• November 30, 2016

HourglassA recent reminder: U.S. Magistrate Judge Steven E. Rau (D. Minn.) is strict on deadlines. (Here is an earlier post on the topic.)

In the protracted saga of Receiver R.J. Zayed’s litigation against Associated Bank due to its alleged (arguably passive) role in a Ponzi scheme (see previous post, here), the Plaintiff brought a motion to compel after the deadline for fact discovery but before the deadline for “non-dispositive motions.”

While this might seem innocuous to many, it could be fatal for Zayed’s motion.

Photo by Jonathan Rotondo-McCord

Photo by Jonathan Rotondo-McCord

This is one of those litigation traps or crevasses.

All civil litigators know that a motion to compel is a “non-dispositive motion,” so, defined as such, Plaintiff’s motion was timely. Plaintiff filed the motion before the “non-dispositive motion” deadline.

On the other hand, a motion to compel is a motion to compel additional fact discovery so, defined as such, arguably it should be brought within the period for fact discovery, which it was not. It could have been, Judge Rau found. So, it was denied as untimely.

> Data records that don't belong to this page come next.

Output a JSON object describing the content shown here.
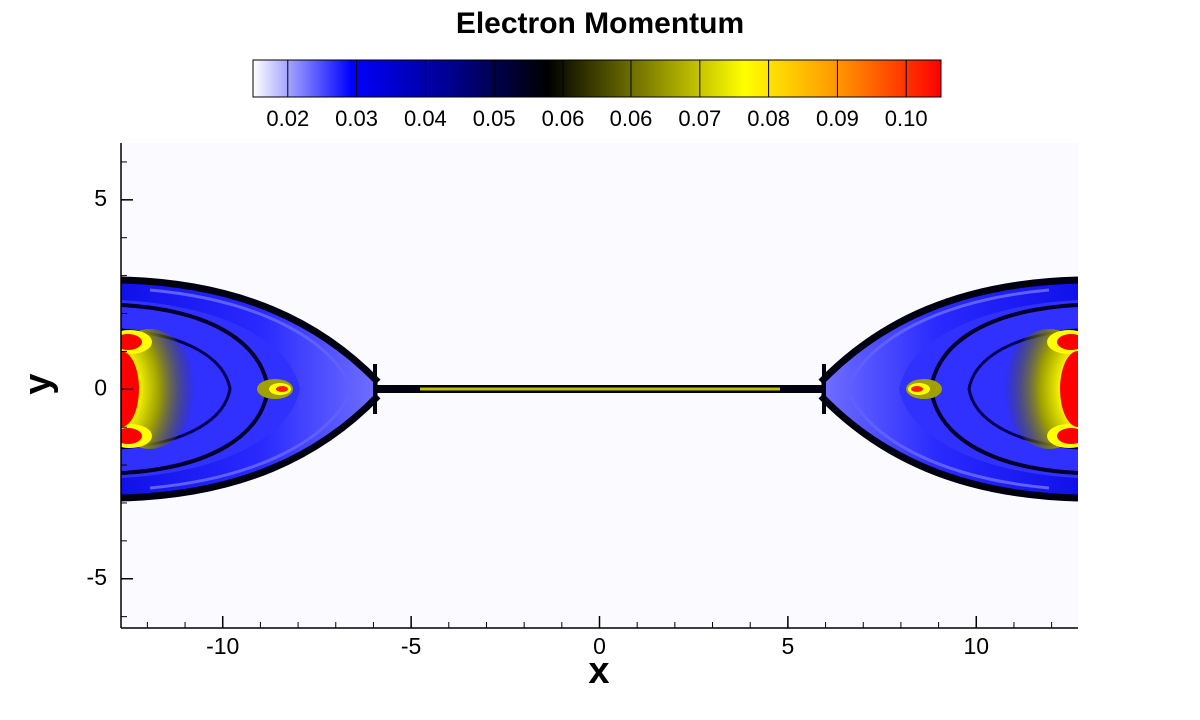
{
  "chart_data": {
    "type": "contour",
    "title": "Electron Momentum",
    "xlabel": "x",
    "ylabel": "y",
    "xlim": [
      -12.7,
      12.7
    ],
    "ylim": [
      -6.3,
      6.5
    ],
    "xticks": [
      -10,
      -5,
      0,
      5,
      10
    ],
    "yticks": [
      -5,
      0,
      5
    ],
    "colorbar": {
      "clim": [
        0.0155,
        0.1045
      ],
      "levels": [
        0.02,
        {
          "value": 0.0289,
          "label": "0.03"
        },
        {
          "value": 0.0378,
          "label": "0.04"
        },
        {
          "value": 0.0467,
          "label": "0.05"
        },
        {
          "value": 0.0556,
          "label": "0.06"
        },
        {
          "value": 0.0644,
          "label": "0.06"
        },
        {
          "value": 0.0733,
          "label": "0.07"
        },
        {
          "value": 0.0822,
          "label": "0.08"
        },
        {
          "value": 0.0911,
          "label": "0.09"
        },
        {
          "value": 0.1,
          "label": "0.10"
        }
      ],
      "colormap": [
        "#ffffff",
        "#0000ff",
        "#000090",
        "#000000",
        "#808000",
        "#ffff00",
        "#ff9000",
        "#ff0000"
      ]
    }
  }
}
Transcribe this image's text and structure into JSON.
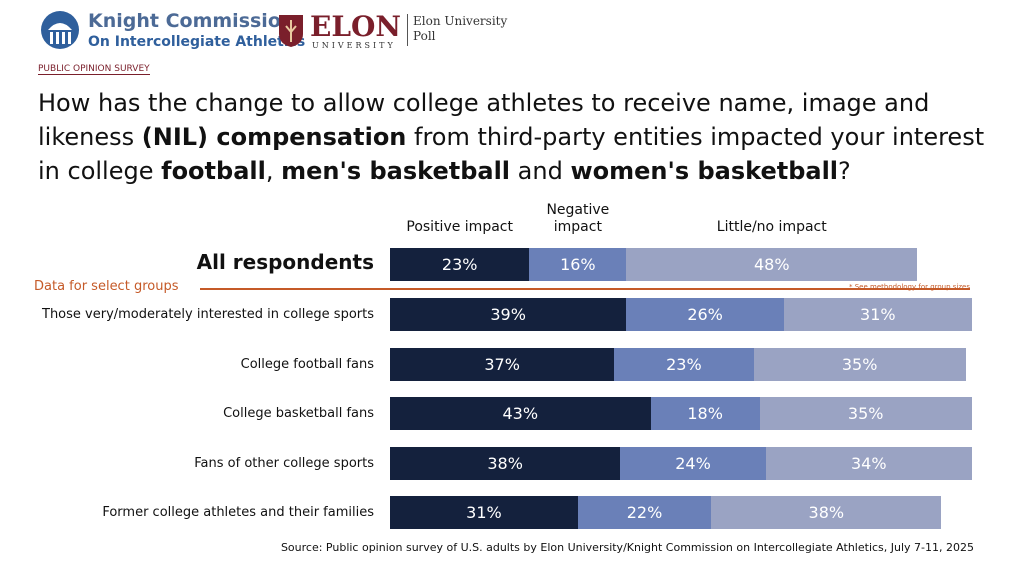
{
  "header": {
    "logo1_line1": "Knight Commission",
    "logo1_line2": "On Intercollegiate Athletics",
    "logo2_name": "ELON",
    "logo2_sub": "UNIVERSITY",
    "logo2_line1": "Elon University",
    "logo2_line2": "Poll"
  },
  "chart_data": {
    "type": "bar",
    "orientation": "horizontal",
    "stacked": true,
    "kicker": "PUBLIC OPINION SURVEY",
    "title_runs": [
      {
        "text": "How has the change to allow college athletes to receive name, image and likeness ",
        "bold": false
      },
      {
        "text": "(NIL) compensation",
        "bold": true
      },
      {
        "text": " from third-party entities impacted your interest in college ",
        "bold": false
      },
      {
        "text": "football",
        "bold": true
      },
      {
        "text": ", ",
        "bold": false
      },
      {
        "text": "men's basketball",
        "bold": true
      },
      {
        "text": " and ",
        "bold": false
      },
      {
        "text": "women's basketball",
        "bold": true
      },
      {
        "text": "?",
        "bold": false
      }
    ],
    "categories": [
      "All respondents",
      "Those very/moderately interested in college sports",
      "College football fans",
      "College basketball fans",
      "Fans of other college sports",
      "Former college athletes and their families"
    ],
    "series": [
      {
        "name": "Positive impact",
        "color": "#14213d",
        "values": [
          23,
          39,
          37,
          43,
          38,
          31
        ],
        "value_labels": [
          "23%",
          "39%",
          "37%",
          "43%",
          "38%",
          "31%"
        ]
      },
      {
        "name": "Negative impact",
        "color": "#6a80b8",
        "values": [
          16,
          26,
          23,
          18,
          24,
          22
        ],
        "value_labels": [
          "16%",
          "26%",
          "23%",
          "18%",
          "24%",
          "22%"
        ]
      },
      {
        "name": "Little/no impact",
        "color": "#9aa3c3",
        "values": [
          48,
          31,
          35,
          35,
          34,
          38
        ],
        "value_labels": [
          "48%",
          "31%",
          "35%",
          "35%",
          "34%",
          "38%"
        ]
      }
    ],
    "xlim": [
      0,
      100
    ],
    "group_label": "Data for select groups",
    "note": "* See methodology for group sizes",
    "source": "Source: Public opinion survey of U.S. adults by Elon University/Knight Commission on Intercollegiate Athletics, July 7-11, 2025"
  }
}
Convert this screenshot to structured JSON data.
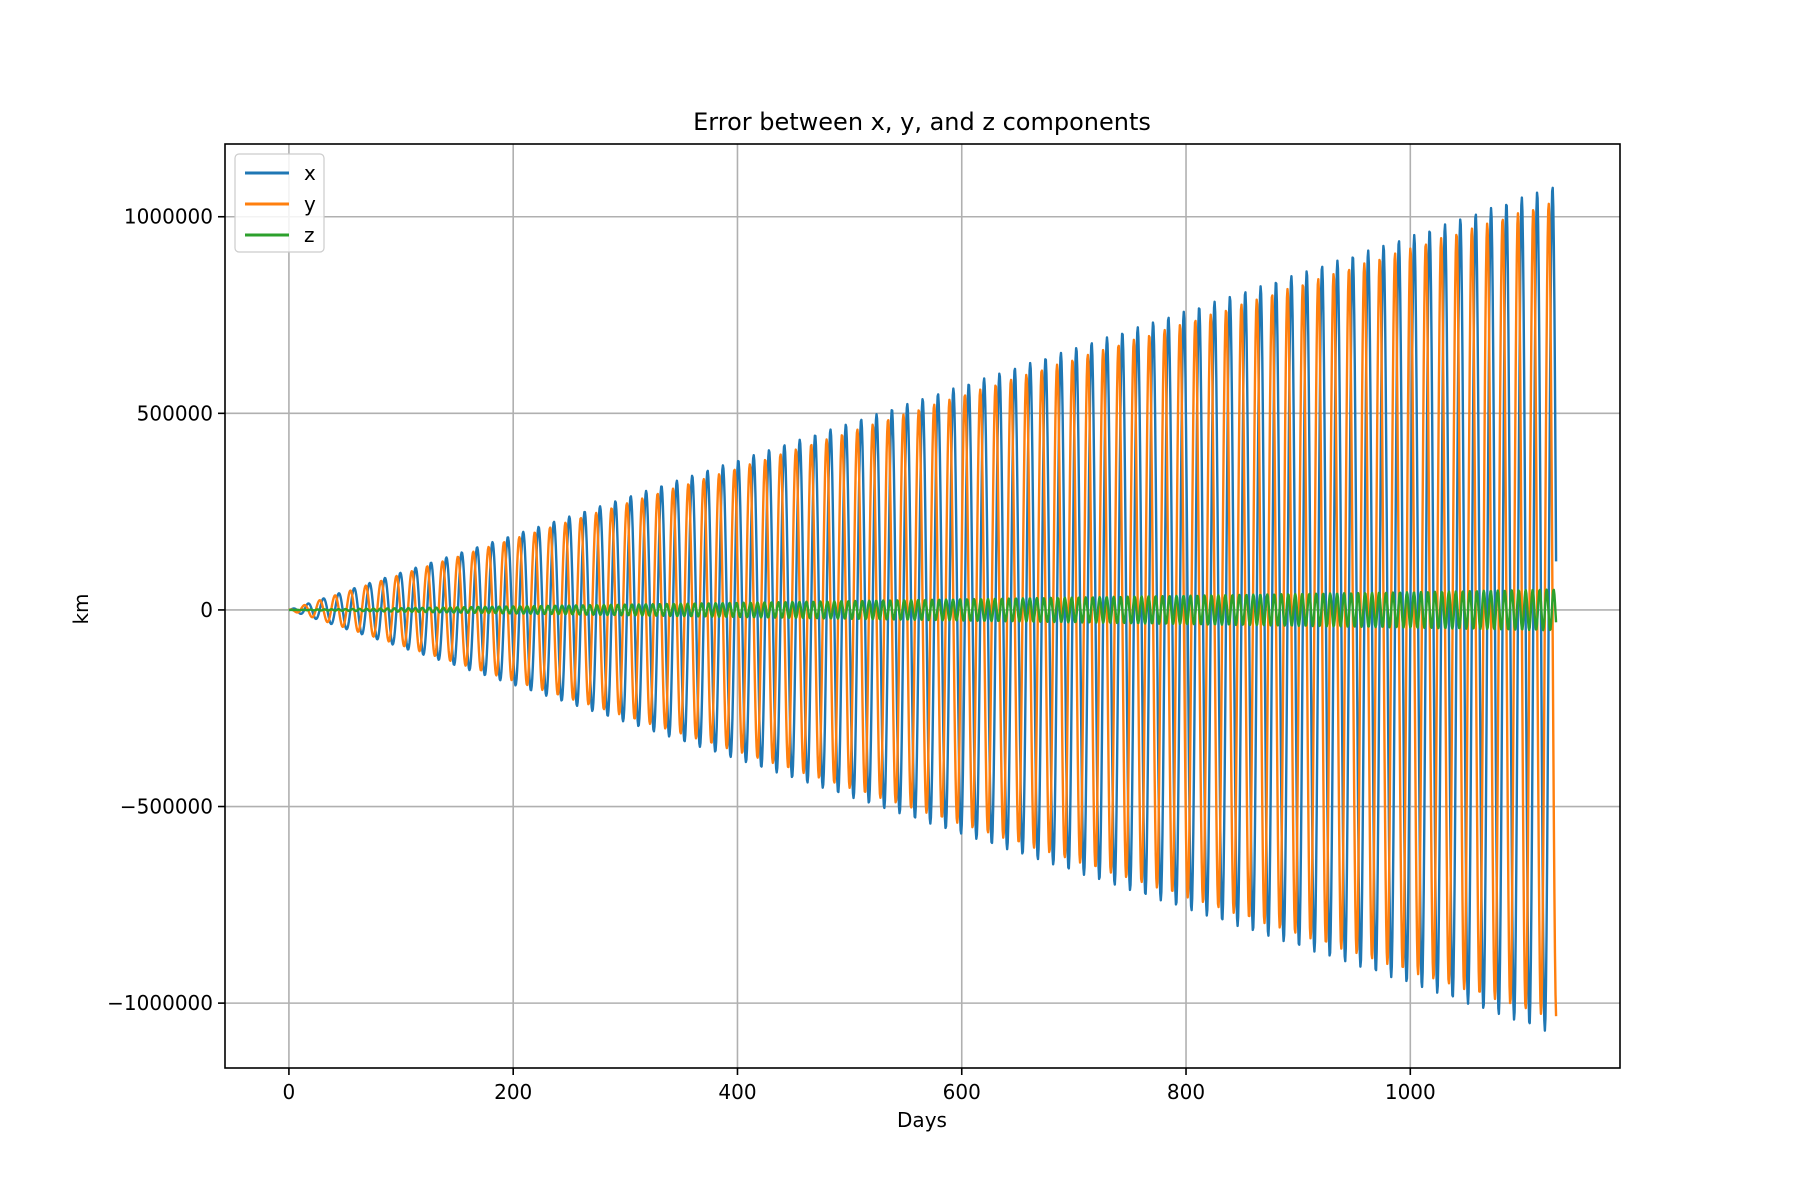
{
  "chart_data": {
    "type": "line",
    "title": "Error between x, y, and z components",
    "xlabel": "Days",
    "ylabel": "km",
    "xlim": [
      -57,
      1187
    ],
    "ylim": [
      -1165000,
      1185000
    ],
    "xticks": [
      0,
      200,
      400,
      600,
      800,
      1000
    ],
    "xtick_labels": [
      "0",
      "200",
      "400",
      "600",
      "800",
      "1000"
    ],
    "yticks": [
      -1000000,
      -500000,
      0,
      500000,
      1000000
    ],
    "ytick_labels": [
      "−1000000",
      "−500000",
      "0",
      "500000",
      "1000000"
    ],
    "grid": true,
    "legend_position": "upper-left",
    "x_range": [
      0,
      1130
    ],
    "series": [
      {
        "name": "x",
        "color": "#1f77b4",
        "amplitude_km": [
          [
            0,
            0
          ],
          [
            200,
            190000
          ],
          [
            400,
            380000
          ],
          [
            600,
            570000
          ],
          [
            800,
            760000
          ],
          [
            1000,
            950000
          ],
          [
            1130,
            1080000
          ]
        ]
      },
      {
        "name": "y",
        "color": "#ff7f0e",
        "amplitude_km": [
          [
            0,
            0
          ],
          [
            200,
            180000
          ],
          [
            400,
            360000
          ],
          [
            600,
            545000
          ],
          [
            800,
            730000
          ],
          [
            1000,
            920000
          ],
          [
            1130,
            1040000
          ]
        ]
      },
      {
        "name": "z",
        "color": "#2ca02c",
        "amplitude_km": [
          [
            0,
            0
          ],
          [
            200,
            9000
          ],
          [
            400,
            18000
          ],
          [
            600,
            27000
          ],
          [
            800,
            36000
          ],
          [
            1000,
            45000
          ],
          [
            1130,
            52000
          ]
        ]
      }
    ]
  }
}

With all due respect, I think Judge Rau got this one wrong. See the most recent scheduling order in the case and in particular, this passage:

All non-dispositive motions and supporting documents (notice of motion, motion, affidavits, exhibits, memorandum of law, and proposed order)…shall be scheduled, filed and served on or before October 21, 2016. This deadline includes motions relating to discovery

How can the Court impose a deadline for “fact discovery” of June 2016 (in September, 2016), expressly provide for motions to compel relating to discovery of October 2016, and then deny a motion because it was past the period for “fact discovery”?

Regardless of the outcome of this particular motion, civil litigators should note this hidden risk and do whatever they can to guard against it.